Mack alleged that at the time of his first transfer to the ECP, officials housed him in the RHU without access to “stationery products,” the law library, or help from law clerks. ECF No. 5, pp. 4, 11. But this claim fails because prisoners have no “abstract, freestanding right to a law library or legal assistance.” Lewis, 518 U.S. at 353 (1996). Mack made no effort to describe a lost legal claim, a court hearing he wanted to prepare for, or a consequential, missed filing deadline.
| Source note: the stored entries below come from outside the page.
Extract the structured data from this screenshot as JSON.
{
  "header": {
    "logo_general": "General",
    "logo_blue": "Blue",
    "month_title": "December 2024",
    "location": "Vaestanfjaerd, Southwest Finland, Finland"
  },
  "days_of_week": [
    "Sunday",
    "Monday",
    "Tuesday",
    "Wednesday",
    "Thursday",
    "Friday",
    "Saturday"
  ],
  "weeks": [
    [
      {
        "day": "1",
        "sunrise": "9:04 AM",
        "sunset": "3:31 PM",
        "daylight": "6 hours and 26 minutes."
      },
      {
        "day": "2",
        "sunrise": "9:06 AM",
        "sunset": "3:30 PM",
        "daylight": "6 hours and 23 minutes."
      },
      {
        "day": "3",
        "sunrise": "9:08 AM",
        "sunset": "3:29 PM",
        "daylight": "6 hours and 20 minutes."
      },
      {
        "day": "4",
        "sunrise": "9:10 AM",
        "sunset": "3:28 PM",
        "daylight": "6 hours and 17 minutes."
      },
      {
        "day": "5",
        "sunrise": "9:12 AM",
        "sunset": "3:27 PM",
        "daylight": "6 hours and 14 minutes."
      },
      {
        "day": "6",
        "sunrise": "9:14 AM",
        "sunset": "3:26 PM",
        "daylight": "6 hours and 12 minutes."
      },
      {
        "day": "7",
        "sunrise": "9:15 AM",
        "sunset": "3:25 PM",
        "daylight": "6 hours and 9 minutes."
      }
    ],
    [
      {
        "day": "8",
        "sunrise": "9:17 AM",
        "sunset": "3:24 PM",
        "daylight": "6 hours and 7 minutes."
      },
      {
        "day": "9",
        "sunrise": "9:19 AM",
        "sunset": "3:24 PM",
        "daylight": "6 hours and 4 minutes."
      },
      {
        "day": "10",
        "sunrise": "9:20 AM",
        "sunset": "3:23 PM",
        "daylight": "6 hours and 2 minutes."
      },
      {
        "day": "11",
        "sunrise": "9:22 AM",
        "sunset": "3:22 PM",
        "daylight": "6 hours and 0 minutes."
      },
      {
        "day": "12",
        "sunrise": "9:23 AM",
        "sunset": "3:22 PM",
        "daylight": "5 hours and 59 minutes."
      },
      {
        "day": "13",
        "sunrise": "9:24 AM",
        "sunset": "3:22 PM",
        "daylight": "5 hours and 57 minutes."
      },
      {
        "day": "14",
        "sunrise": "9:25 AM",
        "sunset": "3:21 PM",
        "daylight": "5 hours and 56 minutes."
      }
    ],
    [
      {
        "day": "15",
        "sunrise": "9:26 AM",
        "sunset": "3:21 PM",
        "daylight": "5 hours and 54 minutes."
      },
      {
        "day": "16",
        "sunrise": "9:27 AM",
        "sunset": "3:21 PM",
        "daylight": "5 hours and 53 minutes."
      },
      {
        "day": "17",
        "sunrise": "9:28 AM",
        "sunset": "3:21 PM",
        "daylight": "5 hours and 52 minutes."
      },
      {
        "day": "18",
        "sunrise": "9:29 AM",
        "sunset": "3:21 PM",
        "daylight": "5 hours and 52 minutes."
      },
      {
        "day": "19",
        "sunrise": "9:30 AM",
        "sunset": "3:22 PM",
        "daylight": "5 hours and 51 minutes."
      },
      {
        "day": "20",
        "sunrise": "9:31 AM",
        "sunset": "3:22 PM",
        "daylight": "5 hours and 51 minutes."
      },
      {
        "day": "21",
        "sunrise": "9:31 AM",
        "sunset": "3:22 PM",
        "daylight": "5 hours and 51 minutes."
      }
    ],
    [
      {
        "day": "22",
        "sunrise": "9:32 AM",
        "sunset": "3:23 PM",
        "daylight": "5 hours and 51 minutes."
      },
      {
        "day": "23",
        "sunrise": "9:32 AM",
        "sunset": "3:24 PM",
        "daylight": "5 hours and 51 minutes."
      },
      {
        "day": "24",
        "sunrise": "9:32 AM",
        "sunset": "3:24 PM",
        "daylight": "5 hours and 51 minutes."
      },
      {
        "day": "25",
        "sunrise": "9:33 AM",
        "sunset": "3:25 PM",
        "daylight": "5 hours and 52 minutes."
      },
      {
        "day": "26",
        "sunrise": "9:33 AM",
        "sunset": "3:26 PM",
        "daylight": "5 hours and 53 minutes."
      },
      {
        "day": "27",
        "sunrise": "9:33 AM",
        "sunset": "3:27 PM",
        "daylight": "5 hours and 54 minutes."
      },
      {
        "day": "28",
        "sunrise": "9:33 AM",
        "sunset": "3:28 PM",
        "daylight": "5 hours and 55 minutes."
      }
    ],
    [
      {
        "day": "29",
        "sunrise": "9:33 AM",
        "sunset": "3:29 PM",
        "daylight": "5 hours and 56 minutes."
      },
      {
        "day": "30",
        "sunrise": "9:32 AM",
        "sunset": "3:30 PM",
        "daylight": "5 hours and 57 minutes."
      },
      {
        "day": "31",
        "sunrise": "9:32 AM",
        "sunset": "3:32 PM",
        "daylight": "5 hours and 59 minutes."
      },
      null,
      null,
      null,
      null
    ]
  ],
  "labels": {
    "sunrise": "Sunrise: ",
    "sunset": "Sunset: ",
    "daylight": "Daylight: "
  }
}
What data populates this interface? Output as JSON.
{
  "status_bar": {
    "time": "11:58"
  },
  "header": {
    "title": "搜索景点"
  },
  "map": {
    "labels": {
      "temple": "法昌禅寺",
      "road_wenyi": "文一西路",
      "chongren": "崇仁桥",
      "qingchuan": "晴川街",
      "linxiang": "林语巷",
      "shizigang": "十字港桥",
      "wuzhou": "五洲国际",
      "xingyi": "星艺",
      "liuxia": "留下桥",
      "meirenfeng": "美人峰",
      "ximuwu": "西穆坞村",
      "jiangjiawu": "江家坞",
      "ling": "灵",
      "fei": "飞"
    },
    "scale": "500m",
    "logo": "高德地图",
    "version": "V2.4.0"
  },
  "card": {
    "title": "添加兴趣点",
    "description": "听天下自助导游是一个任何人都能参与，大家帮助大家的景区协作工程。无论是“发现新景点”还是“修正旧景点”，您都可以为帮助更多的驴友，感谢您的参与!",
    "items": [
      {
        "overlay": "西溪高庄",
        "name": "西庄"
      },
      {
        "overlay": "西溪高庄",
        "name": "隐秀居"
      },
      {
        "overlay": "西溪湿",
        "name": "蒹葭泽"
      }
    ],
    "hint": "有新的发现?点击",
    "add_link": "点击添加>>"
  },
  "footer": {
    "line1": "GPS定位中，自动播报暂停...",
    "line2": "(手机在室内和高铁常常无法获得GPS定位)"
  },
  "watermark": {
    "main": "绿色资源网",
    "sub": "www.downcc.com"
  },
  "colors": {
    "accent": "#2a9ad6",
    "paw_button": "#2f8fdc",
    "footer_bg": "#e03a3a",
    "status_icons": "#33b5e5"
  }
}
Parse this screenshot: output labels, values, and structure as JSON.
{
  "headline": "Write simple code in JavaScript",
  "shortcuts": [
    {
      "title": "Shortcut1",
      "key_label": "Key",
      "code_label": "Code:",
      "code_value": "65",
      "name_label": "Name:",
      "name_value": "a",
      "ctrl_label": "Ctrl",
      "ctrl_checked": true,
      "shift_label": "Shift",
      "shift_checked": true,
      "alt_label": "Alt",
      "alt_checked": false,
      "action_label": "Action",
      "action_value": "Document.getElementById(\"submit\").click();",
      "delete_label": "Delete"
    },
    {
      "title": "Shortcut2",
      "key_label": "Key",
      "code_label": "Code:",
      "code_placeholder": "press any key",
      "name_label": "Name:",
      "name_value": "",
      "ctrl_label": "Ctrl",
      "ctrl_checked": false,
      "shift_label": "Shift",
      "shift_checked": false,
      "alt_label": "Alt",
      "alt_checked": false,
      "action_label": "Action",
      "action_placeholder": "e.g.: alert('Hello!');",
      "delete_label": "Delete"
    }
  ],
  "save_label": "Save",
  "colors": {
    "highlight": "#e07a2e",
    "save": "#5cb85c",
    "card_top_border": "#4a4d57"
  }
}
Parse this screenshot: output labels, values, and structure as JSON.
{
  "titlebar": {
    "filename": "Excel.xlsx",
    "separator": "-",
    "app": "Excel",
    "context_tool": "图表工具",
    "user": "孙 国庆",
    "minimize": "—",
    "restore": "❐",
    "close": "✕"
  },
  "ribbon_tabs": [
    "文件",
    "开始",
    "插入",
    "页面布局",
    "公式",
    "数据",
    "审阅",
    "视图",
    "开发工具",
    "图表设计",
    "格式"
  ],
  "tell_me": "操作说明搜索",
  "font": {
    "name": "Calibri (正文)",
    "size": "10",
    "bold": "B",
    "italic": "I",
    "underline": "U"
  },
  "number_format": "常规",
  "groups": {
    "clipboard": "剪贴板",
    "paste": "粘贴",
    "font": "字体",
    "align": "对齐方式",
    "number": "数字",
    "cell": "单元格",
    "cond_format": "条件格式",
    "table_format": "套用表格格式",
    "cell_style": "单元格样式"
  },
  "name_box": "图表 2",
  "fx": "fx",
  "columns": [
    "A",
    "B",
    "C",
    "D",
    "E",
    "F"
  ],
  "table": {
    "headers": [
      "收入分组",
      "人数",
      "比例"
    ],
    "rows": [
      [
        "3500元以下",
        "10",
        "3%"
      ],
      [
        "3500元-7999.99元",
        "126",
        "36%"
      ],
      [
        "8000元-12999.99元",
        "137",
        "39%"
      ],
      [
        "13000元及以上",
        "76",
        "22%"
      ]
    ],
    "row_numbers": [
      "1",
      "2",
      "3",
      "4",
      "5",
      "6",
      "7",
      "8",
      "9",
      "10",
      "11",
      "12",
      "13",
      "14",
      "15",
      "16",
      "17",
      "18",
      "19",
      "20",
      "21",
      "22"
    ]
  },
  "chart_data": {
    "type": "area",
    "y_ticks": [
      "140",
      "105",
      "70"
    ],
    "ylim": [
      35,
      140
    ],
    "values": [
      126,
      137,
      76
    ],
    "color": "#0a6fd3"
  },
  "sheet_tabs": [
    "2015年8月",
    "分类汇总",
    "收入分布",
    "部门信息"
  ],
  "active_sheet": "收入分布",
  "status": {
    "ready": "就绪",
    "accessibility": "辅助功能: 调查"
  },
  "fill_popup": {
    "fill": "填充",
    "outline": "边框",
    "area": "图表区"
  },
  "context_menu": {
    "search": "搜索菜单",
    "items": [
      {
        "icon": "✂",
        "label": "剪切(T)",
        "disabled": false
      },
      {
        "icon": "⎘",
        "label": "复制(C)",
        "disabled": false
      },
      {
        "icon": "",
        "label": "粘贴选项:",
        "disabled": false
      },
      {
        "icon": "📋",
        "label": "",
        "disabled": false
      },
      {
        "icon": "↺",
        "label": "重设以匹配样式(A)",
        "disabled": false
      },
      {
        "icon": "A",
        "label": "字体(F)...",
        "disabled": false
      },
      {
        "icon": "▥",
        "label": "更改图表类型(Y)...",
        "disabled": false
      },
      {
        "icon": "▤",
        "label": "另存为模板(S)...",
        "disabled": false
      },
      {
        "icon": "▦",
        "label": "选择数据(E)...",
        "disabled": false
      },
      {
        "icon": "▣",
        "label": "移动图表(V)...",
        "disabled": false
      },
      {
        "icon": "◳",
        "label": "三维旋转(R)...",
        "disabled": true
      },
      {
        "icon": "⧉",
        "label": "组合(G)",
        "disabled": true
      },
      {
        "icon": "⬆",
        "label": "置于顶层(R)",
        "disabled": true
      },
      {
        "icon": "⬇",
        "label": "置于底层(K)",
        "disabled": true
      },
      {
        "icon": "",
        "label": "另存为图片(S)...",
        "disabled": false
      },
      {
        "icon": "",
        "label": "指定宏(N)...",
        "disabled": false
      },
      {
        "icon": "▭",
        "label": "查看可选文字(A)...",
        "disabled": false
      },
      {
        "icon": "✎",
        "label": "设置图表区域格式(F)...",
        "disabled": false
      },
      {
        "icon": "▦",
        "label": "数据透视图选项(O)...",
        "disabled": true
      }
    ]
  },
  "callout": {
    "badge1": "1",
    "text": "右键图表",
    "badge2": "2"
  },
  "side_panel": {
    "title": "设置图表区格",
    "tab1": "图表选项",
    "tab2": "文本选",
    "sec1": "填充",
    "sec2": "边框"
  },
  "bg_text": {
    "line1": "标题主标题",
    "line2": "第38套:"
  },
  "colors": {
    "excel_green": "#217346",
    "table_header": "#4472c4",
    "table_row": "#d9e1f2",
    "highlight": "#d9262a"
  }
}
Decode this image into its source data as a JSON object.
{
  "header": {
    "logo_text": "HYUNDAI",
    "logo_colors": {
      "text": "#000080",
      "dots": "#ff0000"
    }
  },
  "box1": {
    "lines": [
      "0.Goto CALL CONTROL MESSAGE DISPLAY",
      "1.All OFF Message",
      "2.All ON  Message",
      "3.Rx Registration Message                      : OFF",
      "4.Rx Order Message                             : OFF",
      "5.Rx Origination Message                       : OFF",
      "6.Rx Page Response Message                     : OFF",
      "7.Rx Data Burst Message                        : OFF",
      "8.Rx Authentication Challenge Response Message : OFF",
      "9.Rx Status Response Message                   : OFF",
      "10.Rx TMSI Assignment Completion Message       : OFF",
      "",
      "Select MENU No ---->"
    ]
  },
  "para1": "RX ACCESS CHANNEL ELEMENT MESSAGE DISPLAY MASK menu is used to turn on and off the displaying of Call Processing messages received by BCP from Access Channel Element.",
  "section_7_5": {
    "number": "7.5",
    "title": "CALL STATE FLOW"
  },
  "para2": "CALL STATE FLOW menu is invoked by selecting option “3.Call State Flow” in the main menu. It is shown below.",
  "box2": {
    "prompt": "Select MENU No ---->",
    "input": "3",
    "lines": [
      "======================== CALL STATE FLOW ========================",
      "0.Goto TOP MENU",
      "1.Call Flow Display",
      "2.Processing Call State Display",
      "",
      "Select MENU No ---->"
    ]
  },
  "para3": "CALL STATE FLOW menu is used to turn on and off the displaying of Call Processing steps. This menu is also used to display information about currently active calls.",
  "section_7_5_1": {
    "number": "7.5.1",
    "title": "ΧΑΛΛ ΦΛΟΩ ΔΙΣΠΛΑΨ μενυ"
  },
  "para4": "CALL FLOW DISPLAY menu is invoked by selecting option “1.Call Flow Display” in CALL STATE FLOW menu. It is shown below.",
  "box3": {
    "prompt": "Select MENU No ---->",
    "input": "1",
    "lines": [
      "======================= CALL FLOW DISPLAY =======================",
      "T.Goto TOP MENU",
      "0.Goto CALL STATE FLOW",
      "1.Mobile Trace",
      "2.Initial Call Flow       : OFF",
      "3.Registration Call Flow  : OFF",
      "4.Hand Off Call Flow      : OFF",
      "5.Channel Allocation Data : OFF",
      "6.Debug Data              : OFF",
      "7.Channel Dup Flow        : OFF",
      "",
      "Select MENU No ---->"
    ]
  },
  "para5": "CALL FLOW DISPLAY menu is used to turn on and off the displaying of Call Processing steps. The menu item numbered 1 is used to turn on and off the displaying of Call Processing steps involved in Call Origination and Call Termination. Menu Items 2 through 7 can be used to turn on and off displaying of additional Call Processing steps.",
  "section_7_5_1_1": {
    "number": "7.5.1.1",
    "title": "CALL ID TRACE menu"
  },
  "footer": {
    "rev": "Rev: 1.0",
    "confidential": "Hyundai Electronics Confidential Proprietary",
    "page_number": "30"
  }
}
Thus, the Defendants are entitled to judgment as a matter of law on his access to courts claim.
F. Conclusion
No genuine issue of material fact remains for trial, and the Defendants are entitled to judgment as a matter of law on each of Mack's claims.
III. Notice
In accordance with 28 U.S.C. § 636(b)(1) and Fed.R.Civ.P. 72, any party may seek review by the district court by filing Objections to the Report and Recommendation within fourteen (14) days of the filing of this Report and Recommendation. Any party opposing the objections shall have fourteen (14) days from the date of service of Objections to respond thereto. See Fed.R.Civ.P. 72(b)(2). Failure to file timely objections may constitute a waiver of appellate rights. See Brightwell v. Lehman, 637 F.3d 187, 194 n.7 (3d Cir. 2011); Nara v. Frank, 488 F.3d 187 (3d Cir. 2007).